There were a number of reasons for stationing the Liaoning in Qingdao, he said.
"First of all, the Qingdao port is much deeper and wider for our carrier's future training operations, as it was designed as a training and experimental platform." He also noted Qingdao's proximity to a shipyard in Dalian , Liaoning province, where the vessel could conveniently undergo repairs.
Stationing the carrier in Dalian would not be ideal because the shipyard also serves as a busy civilian port.
Qingdao remains ice-free year-round. The North Sea Fleet there is responsible for operations in the Yellow Sea, the Sea of Japan and parts of the East China Sea, as well as the Bohai Sea near Beijing.
Since its delivery to the PLA navy on September 25, the Liaoning has undergone a series of sea trials and experiments carried out by Dalian-based China Shipbuilding Industry, a state-owned corporation that spent more than 10 years refitting the former Ukrainian vessel.
Test flights of carrier-borne J-15 fighters were carried out in November.

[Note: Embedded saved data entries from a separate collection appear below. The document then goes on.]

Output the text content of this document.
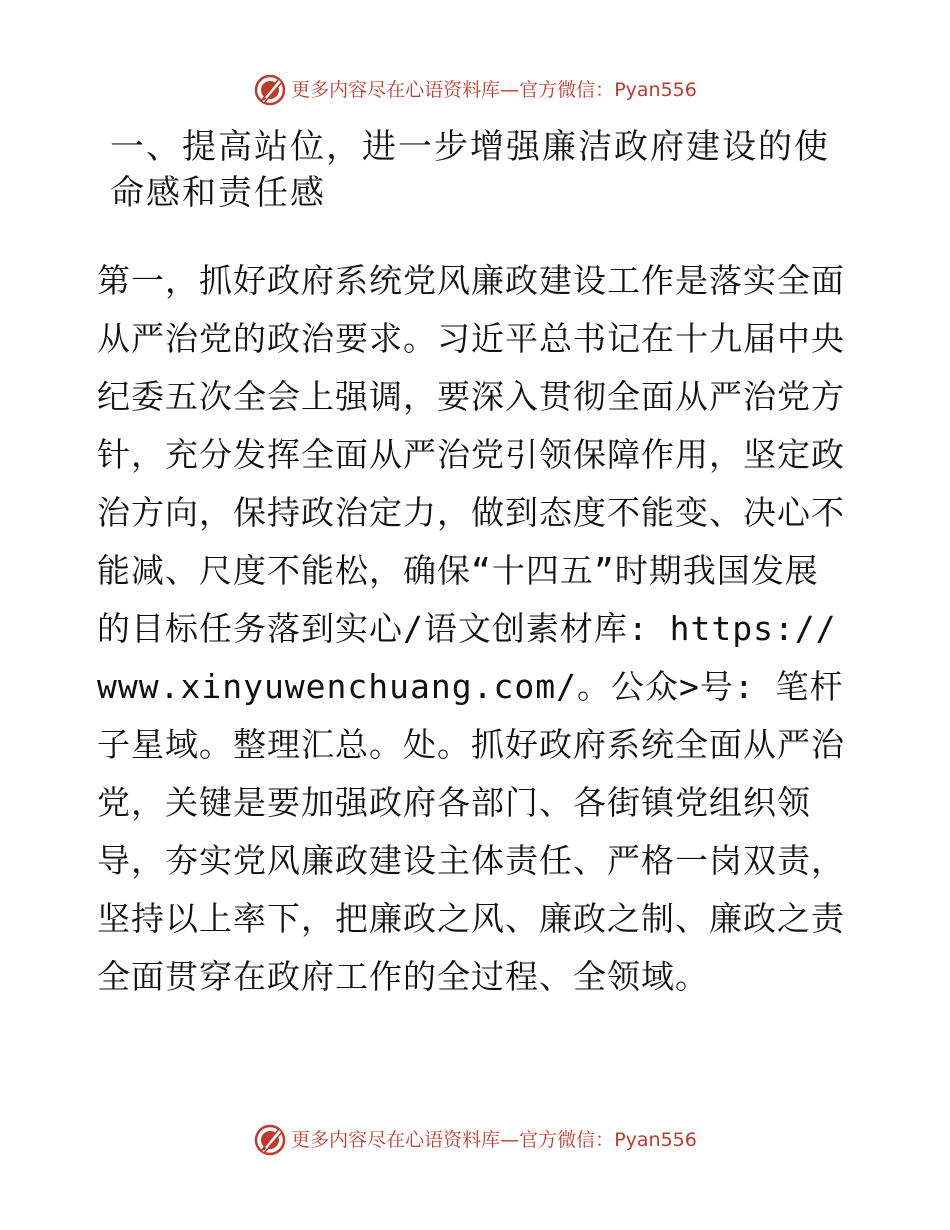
更多内容尽在心语资料库 — 官方微信： Pyan556
一、提高站位，进一步增强廉洁政府建设的使命感和责任感

第一，抓好政府系统党风廉政建设工作是落实全面从严治党的政治要求。习近平总书记在十九届中央纪委五次全会上强调，要深入贯彻全面从严治党方针，充分发挥全面从严治党引领保障作用，坚定政治方向，保持政治定力，做到态度不能变、决心不能减、尺度不能松，确保“十四五”时期我国发展的目标任务落到实心/语文创素材库: https://www.xinyuwenchuang.com/。公众>号: 笔杆子星域。整理汇总。处。抓好政府系统全面从严治党，关键是要加强政府各部门、各街镇党组织领导，夯实党风廉政建设主体责任、严格一岗双责，坚持以上率下，把廉政之风、廉政之制、廉政之责全面贯穿在政府工作的全过程、全领域。

更多内容尽在心语资料库 — 官方微信： Pyan556
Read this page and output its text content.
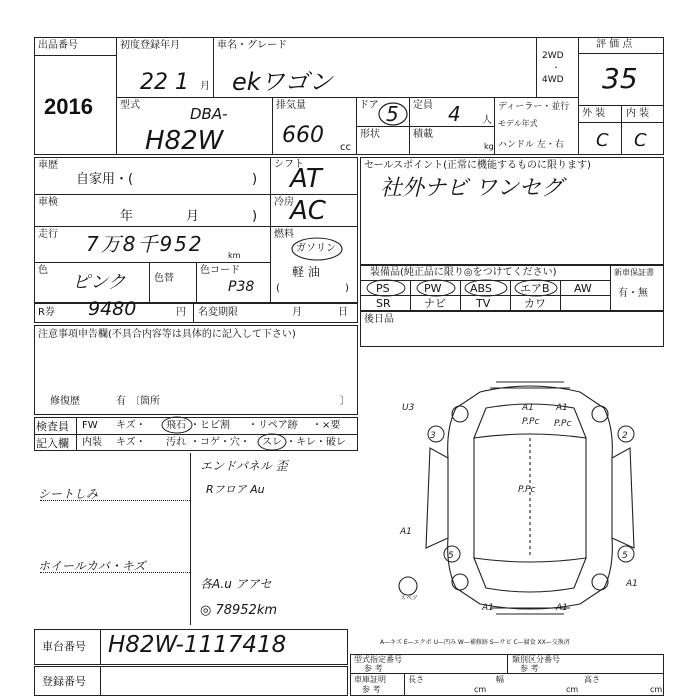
出品番号
2016
初度登録年月
22 1 月
車名・グレード
ekワゴン
2WD
・
4WD
評 価 点
35
型式	DBA-
H82W
排気量
660 cc
ドア 5 定員 4 人
形状	積載
kg
ディーラー・並行
モデル年式
ハンドル 左・右
外 装 内 装
C C
車歴
自家用・(	)
車検
年	月	)
走行 7万8千952	km
色
ピンク	色替
色コード
P38
シフト
AT
冷房
AC
燃料
ガソリン
軽 油
(	)
R券 9480	円 名変期限	月	日
注意事項申告欄(不具合内容等は具体的に記入して下さい)
修復歴	有 〔箇所	〕
検査員
記入欄
FW キズ・ 飛石 ・ヒビ割 ・リペア跡 ・×要
内装 キズ・ 汚れ ・コゲ・穴・ スレ ・キレ・破レ
エンドパネル 歪
シートしみ	Rフロア Au
ホイールカバ・キズ
各A.u アアセ
◎ 78952km
セールスポイント(正常に機能するものに限ります)
社外ナビ ワンセグ
装備品(純正品に限り◎をつけてください)
PS	PW	ABS	エアB AW
SR	ナビ	TV	カワ
新車保証書
有・無
後日品
U3	A1
P.Pc
A1
P.Pc
3	2
P.Pc
A1
5	5
A1
A1	A1
スペア
A—キズ E—エクボ U—凹み W—補修跡 S—サビ C—腐食 XX—交換済
車台番号 H82W-1117418
登録番号
型式指定番号
参 考
類別区分番号
参 考
車庫証明
参 考
長さ
cm
幅
cm
高さ
cm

Former Taiwanese defence minister and retired admiral Wu Shih-wen said there was still a long way to go before the Liaoning was combat-effective. He also said that the port at Dalian was not yet ready to be a support base.
"Operations on a carrier and at its home port are very difficult and complicated, as they involve co-ordination between different civilian and military teams on a series of logistical tasks," said Wu, who was also chief commander of the Taiwanese navy in 1997.
Still, Wu called Qingdao an "ideal training base".
Li said China needed to create additional bases for future carriers, and he pointed to the southernmost province of Hainan.
"For future development, it's a must for China to set up more carrier home ports along its 18,000 kilometre coastline. Hainan could be one choice due to its strategic location."